C’est intéressant le bois flotté, le ‘driftwood’. Abrasé, sculpté par le frottement des galets et du sable, finement poli par l’eau et patiné par le soleil, il acquiert des formes étranges et un ‘mimétisme’ étonnant, un peu comme les sédiments sculptés par le vent et les orages du désert du Sud Ouest américain . On peut y trouver une source d’inspiration infinie, les formes étranges semblant évoluer au gré de l’humeur et de l’imagination……Cela fait penser à Giuseppe Arcimboldo et à ses végétaux ou à Rorschach et à ses tâches d’encre. Un photographe devrait choisir le ‘mimétisme‘ des natures mortes pour thème d’une étude si ce n’est déjà fait. Il y a là un bel album en puissance. Ceci étant dit, le driftwood est déjà pour l’artiste une originale matière première
Le driftwood peut aussi acquérir un toucher incomparablement doux et nous…. à cet instant c’est plutôt ce que nous cherchions, un beau tronc bien lisse pour nous y adosser et y faire une petite sieste le sac à dos servant d’oreiller. Il est vrai qu’à certaines périodes, l’activité non-stop pouvait engendrer un niveau de fatigue latent de sorte que chaque occasion était bonne pour récupérer, pour ‘poser le corps’. Bref… en l’occurrence nous nous endormons sur la plage en toute sérénité sachant que l’approche de l’hydravion Beaver ne manquera pas de nous réveiller. Mais le Beaver est en retard, très en retard et notre sieste se prolonge…. Et la marée baisse.
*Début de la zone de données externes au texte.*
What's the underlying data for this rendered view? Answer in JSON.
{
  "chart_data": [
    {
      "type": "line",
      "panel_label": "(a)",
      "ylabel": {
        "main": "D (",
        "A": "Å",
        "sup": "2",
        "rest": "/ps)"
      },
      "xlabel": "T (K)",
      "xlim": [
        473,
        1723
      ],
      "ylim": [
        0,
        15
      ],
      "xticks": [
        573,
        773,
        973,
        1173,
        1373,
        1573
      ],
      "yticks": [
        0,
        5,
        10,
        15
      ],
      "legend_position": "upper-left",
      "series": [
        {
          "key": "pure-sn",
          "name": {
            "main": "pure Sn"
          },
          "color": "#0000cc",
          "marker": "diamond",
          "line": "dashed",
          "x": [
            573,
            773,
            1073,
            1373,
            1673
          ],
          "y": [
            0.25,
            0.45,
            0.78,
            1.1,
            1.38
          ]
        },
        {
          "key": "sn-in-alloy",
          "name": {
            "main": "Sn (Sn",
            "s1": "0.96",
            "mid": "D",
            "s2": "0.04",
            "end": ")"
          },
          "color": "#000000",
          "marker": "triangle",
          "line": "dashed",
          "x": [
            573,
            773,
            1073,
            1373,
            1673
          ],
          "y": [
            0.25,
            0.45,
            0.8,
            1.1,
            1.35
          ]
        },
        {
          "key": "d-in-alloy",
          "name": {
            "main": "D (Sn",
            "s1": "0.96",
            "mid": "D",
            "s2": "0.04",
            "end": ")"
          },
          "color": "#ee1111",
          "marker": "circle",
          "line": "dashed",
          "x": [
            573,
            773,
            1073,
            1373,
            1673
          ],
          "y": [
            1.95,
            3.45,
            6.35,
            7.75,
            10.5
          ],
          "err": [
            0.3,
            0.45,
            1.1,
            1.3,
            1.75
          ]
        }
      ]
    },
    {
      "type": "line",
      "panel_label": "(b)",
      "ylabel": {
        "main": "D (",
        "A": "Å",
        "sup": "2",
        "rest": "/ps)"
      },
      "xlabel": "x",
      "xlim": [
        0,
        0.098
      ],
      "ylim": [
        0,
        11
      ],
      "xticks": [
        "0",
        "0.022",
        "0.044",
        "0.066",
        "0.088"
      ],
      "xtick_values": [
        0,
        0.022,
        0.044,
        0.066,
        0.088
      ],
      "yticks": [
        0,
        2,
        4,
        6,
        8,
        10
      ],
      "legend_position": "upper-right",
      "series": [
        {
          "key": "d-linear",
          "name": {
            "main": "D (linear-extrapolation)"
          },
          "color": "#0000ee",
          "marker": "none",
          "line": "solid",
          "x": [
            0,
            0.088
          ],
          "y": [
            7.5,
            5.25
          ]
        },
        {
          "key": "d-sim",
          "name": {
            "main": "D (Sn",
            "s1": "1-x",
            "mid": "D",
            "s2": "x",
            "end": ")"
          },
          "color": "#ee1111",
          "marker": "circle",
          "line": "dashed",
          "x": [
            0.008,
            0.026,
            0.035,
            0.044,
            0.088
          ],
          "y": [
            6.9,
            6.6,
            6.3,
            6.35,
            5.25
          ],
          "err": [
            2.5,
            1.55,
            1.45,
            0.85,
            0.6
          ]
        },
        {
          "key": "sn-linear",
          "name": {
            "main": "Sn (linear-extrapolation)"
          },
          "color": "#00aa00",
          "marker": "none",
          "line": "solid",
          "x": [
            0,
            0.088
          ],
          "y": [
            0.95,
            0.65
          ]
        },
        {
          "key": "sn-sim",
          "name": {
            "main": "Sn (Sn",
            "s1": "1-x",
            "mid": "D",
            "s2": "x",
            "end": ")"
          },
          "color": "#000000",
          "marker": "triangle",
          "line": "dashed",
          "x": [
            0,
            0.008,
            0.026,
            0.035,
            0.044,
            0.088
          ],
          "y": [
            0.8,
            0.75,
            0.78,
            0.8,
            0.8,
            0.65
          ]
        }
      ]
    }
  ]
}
Nous ne nous en rendons pas compte tout se suite parce que… nous dormons. Mais d’autres ont leur horloge interne bien réglée pour qui marée basse signifie délices de palourdes et autres coquillages tout comme la saison du saumon signifie bombance… et ceux là sortent du bois, c’est le cas de le dire.. Lorsque malgré tout nous nous réveillons ils sont là, une paire à moins de vingt mètres, les autres éparpillés plus loin, occupés à fouiller la vase et à savourer leur gourmandise: les palourdes……Ils ne font pas attention à nous, tout comme les ours qui fouillent dans les poubelles à l’écart des camps de logging et cependant, là où ils vivent, ils ne doivent pas avoir souvent rencontré l’homme. Ce voisinage paisible, serein dure un court instant et puis nous nous levons doucement et nous éloignons gentiment vers l’autre extrémité de la crique.